Today's unemployment numbers are just the latest in a series of reports indicating that President Obama's continuation of Bush economics was a mistake.
It is time for Obama to offer a real alternative to trickle down economics and get America working again.
For some comparing Presidents Bush and Obama is surprising but that is probably from a lack of understanding how similar their actual policies are. For example, did you know/remember that Bush signed a stimulus package? It's true! And like the stimulus Obama signed it was mostly made up of tax cuts. The theory in both cases being that tax cuts stimulate growth and create jobs - which isn't true.
In fact, despite tax cuts and a stimulus package the Bush Administration's job record, according to the Wall Street Journal, was the Worst Track Record On Record:
The Bush administration created about three million jobs (net) over its eight years, a fraction of the 23 million jobs created under President Bill Clinton‘s administration and only slightly better than President George H.W. Bush did in his four years in office.
OK, so one of the worst job creation records in Presidential history despite a stimulus and
multiple tax cuts. And what is Obama's plan for creating jobs?
Here are the six major points from Obama's program to create manufacturing jobs:
1. Removing tax deductions for shipping jobs overseas and providing new incentives for bringing them back home
2. Targeting the domestic production incentive on manufacturers who create jobs here at home and doubling the deduction for advanced manufacturing
3. Introducing a new Manufacturing Communities Tax Credit to encourage investments in communities affected by job loss
4. Providing temporary tax credits to drive nearly $20 billion in domestic clean energy manufacturing
5. Reauthorizing 100% expensing of investment in plants and equipment
6. Closing a loophole that allows companies to shift profits overseas
Two modest changes on removing incentives to offshore jobs and dodge taxes while the rest of the program involves tax cuts. No repudiation of
race to the bottom trade policies that support worker exploitation and environmental degradation - the actual cause of the loss of manufacturing jobs. Multinational Corporations are outsourcing jobs to cut costs that come from labor standards and environmental regulations but that incentive or
outsourcing stimulus is untouched.
The Bush tax cuts are still in effect and with the financial institutions that created the 2008 financial crisis are bigger than ever. Not to mention the incentives to recklessly speculate despite being under taxpayer protection as JP Morgan just proved.
The policies on trade, taxes, finance, and Corporate Power in general have remained constant under both administrations.
In substance, President Obama is continuing the policies of President Bush with some tweaks on the margins.
And that's the issue, because people did not vote for a third term for Bush in really any area of government policy let alone Bush's economic agenda. They voted for change because the voters properly understood that the economic system as fundamentally broken. But Obama did not change that system, in fact he protected it and is now working to perpetuate it. That is unacceptable.
Is this critique too harsh? Is Obama just powerless to get legislation through a tough Congress (at one point in his administration controlled by Democrats in both houses with 60 votes in the Senate)?
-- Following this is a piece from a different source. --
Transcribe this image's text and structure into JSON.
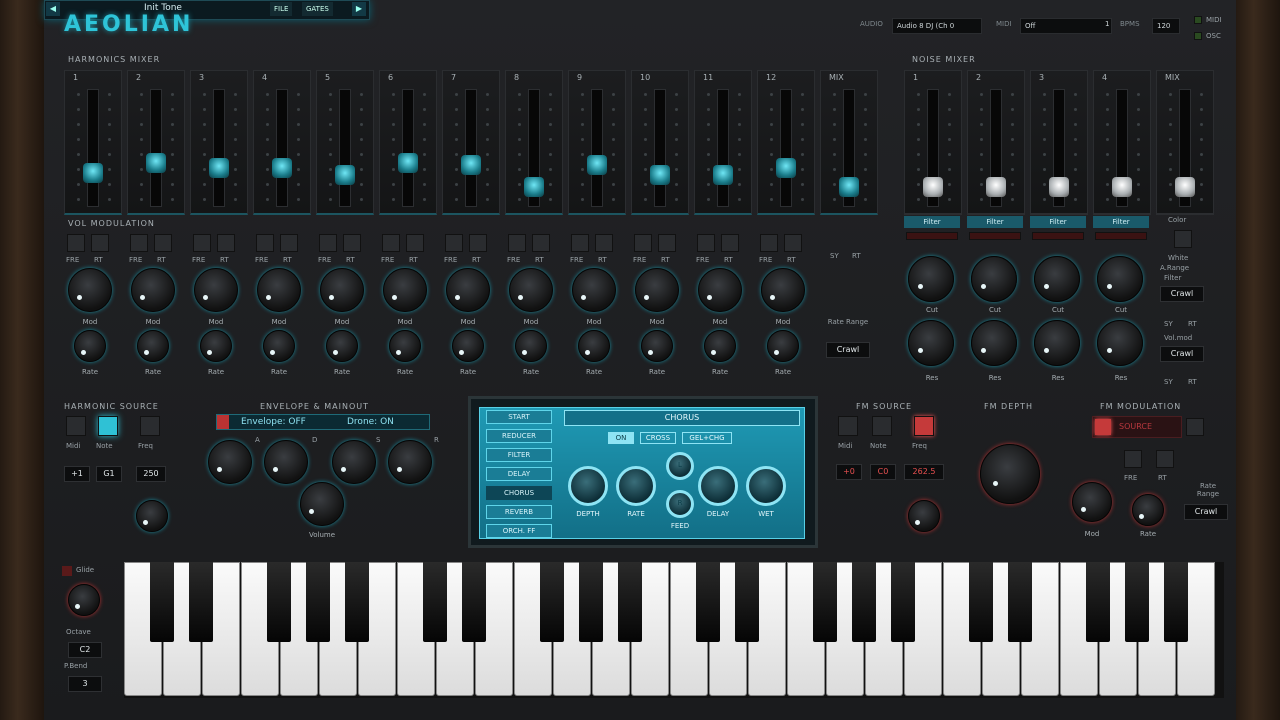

Consider this: in the midst of another corporate crime wave President Bush signed the Sarbanes-Oxley Act in 2002. The act was a clear indication if not admission that without regulation corporate officers would commit fraud - a resounding refutation of the conservative principle of "self-regulation." Cut to 2012 and the ridiculously titled JOBS Act which according to Professor William Black, a major regulator during the Savings and Loan Crisis, is a recipe for fraud as it rolls back the Bush era regulation on corporate accounting and governance. More conservative than Bush?
If President Obama wants to be taken seriously as a change agent on economic issues he is going to have to move past his substantive embrace of Bush economics. In truth, Obama is not even rhetorically past Bush economics with a constant focus on the magic of tax cuts and trickle down economics. Obama must provide a bolder vision for the future and then fight for it, not dodge tough fights (see Wisconsin) and expect to inspire loyalty. It's time to lead.
Not being Mitt Romney is not good enough.